On Wednesday, May 24th, the Congressional Budget Office (CBO) released the “score” or cost estimate and policy impact of the American Health Care Act (AHCA), the bill that the U.S. House of Representatives passed on May 4th. This bill repeals the Patient Protection and Affordable Care Act (ACA), and make changes to coverage requirements and Medicaid. ACG provided membership with a summary this bill.
CBO estimates that, in 2018, 14 million more people would be uninsured, compared with the current law. By 2026, that figure would rise to 23 million. CBO projects the legislation would reduce federal deficits by $119 billion over 10 years.
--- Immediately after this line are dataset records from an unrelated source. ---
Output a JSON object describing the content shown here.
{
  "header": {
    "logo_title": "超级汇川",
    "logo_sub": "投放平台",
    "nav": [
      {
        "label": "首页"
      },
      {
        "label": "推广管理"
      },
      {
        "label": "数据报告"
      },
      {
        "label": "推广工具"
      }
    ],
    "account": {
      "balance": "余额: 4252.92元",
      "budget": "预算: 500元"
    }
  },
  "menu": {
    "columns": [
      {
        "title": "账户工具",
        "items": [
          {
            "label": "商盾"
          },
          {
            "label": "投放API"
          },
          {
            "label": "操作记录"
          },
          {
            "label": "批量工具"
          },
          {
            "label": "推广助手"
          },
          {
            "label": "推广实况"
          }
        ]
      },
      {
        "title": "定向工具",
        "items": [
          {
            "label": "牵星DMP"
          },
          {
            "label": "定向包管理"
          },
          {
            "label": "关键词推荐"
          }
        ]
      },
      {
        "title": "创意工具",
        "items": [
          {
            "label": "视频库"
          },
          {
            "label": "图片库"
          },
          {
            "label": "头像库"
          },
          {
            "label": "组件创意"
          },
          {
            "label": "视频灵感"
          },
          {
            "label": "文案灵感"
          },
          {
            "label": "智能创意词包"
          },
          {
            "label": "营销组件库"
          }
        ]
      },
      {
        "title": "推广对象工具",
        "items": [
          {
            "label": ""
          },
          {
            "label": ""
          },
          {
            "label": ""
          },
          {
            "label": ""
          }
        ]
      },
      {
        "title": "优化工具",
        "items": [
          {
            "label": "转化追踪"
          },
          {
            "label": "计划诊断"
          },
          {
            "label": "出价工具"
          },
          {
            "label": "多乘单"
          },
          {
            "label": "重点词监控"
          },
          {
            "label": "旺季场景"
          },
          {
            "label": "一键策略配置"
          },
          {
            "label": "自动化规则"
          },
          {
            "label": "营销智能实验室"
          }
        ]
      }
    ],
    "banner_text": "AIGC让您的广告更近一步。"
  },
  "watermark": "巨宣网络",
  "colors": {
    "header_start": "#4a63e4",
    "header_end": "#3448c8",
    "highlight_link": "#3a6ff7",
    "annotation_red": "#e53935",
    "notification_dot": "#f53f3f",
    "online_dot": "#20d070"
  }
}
That amount is $32 billion less than the savings for the previous version of AHCA that CBO scored on March 23rd. However, it is important because that estimate clearly meets the $2 billion of minimum projected savings the bill needed in order to be taken up by the Senate via budgetary reconciliation rules. This allows the Senate to pass the bill by a simple majority, however, the score clearly makes things even more difficult for Republican leadership, who are trying to preserve 50 votes needed to pass the bill (via reconciliation). It remains unlikely that the Senate will able to pass House version as is, but instead, will try to craft a proposal created by a work group of Republican senators (and a few Democratic senators in Republican-leaning states). This is a very difficult task for Majority Leader Mitch McConnell (R-KY) and President Trump. The official CBO now puts Senate Republicans on the clock.
Some brief points on the CBO score:
- 14 million fewer people will be insured one year after passage.
- 23 million fewer will be insured in 10 years.
- The AHCA would cut spending in Medicaid by $834 billion.
- Premiums will go up in 2018 and 2019. After that, there will be significant variation, depending on whether someone lives in a state that opts out of key ACA insurance rules (essential health benefits, pre-existing conditions requirements).
- In states that waive some ACA coverage rules, premiums would decline by 20 percent over a decade, compared to current law.
- 1 out of 6 Americans will live in an area with an unstable insurance market in 2020, where sick people could have trouble finding coverage. 5 out of 6 would have access to relatively stable markets.
- Poorer, older Americans who are too young for Medicare may have the highest premiums. For example, the average 64-year-old earning just above the poverty line could have to pay about 9 times more in premiums.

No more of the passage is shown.